Percy Gundry with his horse-drawn bread van in about 1950
The village shop and local tradesmen
The shop is one of the older buildings in The Street and was originally a bakery. Charles Webb was the baker and grocer, certainly from 1844 to 1871. In April 1871 his son James was missing for four days before being found unconscious in the river at Twyford. He was resuscitated and charged with attempting suicide. Despite that he took over the business from his father for about 20 years. James was unmarried and died in February 1901 so Frederick Pocock became the grocer and baker. There was for a time also a shoemaker’s shop in the village just up the road from the bakery in one of the old houses (number 5) where Aaron Grey was the shoemaker for more than 40 years until at least 1881.
Until 1893 milk was obtained from Chalkpit Farm but this meant a walk to the farm and back every day in all weathers. In 1893 the procurement of a milk cart meant that the milk was delivered along the Street instead. Householders were warned that the milk boy should not be kept waiting or “allured” away from his cart to take milk to the door; they were also expected to have the correct money ready and not require change, and not to ask for more milk than had previously been consumed.
When the Post Office opened in 1895 the authorities decided that it should be at the Club and not the Shop and the Club Committee also decided to sell a few articles of common everyday use from the Post Office, forming an association to carry on the business. It was not intended to interfere with local trade (so presumably stocked those things that the shop didn’t) but to retain any profit that might be made in the village, rather than losing it to the traders who constantly came through the village with their carts. The kind of things that were sold are shown on the trade card produced at the time. This initiative certainly ceased before 1930.

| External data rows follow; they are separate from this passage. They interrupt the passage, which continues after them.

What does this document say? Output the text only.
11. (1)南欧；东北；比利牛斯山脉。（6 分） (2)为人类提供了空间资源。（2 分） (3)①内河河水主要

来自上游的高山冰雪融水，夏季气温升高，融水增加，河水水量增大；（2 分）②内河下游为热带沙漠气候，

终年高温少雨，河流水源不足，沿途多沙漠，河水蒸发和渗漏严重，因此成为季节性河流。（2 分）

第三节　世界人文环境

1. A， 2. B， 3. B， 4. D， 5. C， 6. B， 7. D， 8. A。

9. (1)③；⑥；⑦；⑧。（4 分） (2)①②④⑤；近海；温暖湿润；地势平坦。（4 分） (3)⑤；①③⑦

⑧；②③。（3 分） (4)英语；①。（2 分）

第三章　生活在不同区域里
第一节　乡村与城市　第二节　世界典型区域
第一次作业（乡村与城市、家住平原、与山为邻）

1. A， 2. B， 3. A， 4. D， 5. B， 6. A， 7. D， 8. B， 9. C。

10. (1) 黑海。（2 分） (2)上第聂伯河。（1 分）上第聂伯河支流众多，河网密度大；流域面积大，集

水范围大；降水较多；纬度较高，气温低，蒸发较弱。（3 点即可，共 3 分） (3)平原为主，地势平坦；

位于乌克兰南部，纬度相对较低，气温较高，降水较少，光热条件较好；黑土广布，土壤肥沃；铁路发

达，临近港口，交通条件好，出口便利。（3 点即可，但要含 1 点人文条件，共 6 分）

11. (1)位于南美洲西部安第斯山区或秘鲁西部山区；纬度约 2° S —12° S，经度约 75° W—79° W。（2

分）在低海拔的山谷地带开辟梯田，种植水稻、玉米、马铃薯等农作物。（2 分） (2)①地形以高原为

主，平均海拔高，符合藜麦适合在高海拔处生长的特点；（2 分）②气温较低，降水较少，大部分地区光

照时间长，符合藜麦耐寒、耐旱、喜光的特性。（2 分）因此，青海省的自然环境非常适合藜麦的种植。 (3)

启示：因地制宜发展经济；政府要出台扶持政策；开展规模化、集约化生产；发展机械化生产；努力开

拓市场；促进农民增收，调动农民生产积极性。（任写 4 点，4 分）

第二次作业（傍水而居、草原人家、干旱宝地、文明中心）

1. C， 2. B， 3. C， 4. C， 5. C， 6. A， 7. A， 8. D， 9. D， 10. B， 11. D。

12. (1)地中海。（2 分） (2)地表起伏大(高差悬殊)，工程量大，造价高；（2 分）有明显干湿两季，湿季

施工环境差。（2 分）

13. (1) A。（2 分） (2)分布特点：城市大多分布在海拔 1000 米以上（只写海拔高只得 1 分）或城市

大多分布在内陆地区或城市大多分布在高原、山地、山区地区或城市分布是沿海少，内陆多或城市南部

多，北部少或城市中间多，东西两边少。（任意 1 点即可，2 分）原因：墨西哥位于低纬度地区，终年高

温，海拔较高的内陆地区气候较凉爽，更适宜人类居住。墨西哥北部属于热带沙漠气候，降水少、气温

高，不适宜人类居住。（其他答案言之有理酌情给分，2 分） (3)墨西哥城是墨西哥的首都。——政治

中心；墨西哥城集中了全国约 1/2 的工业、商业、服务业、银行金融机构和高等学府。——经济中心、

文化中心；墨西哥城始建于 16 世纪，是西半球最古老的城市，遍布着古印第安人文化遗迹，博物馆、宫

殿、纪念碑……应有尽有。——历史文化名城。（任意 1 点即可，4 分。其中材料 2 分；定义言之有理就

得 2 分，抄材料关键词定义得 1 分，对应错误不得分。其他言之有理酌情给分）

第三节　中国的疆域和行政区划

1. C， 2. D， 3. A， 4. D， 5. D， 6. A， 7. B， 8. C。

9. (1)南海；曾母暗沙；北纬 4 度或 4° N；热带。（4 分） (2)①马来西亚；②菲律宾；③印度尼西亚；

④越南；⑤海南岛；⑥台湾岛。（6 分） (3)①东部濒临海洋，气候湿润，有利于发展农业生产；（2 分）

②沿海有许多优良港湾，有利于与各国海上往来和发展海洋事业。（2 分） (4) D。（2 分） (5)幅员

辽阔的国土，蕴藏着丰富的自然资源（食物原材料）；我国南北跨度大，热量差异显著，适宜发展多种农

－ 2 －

Mr and Mrs Gosling kept the shop by the start of World War 2 and continued to live there through the 1950s and 60s, although the shop ceased to trade for some of this time, reopening in the 1950s. During this period the village was served by a number of visiting tradesmen. Percy Gundry supplied bread with a horse and cart and wet fish was provided by Mr Collins with his motor van. There was even for a period a fish and chip van that called once a week.
For the main grocery shopping it was necessary to go to further afield but Mr Carter who ran the grocer’s shop in Theale High Street would deliver weekly orders, which could be telephoned through to the shop.
The Post Office business was run from the Shop from about 1968 until withdrawal of the service in 2008.
Two postcard views of the shop (on the left) and the street. The one on the left is from a card that was postmarked 1903 so perhaps it is Mrs Pocock and her son Charles at the gate. The one on the right is obviously later, perhaps the 1950s when Mr and Mrs Gosling kept the shop.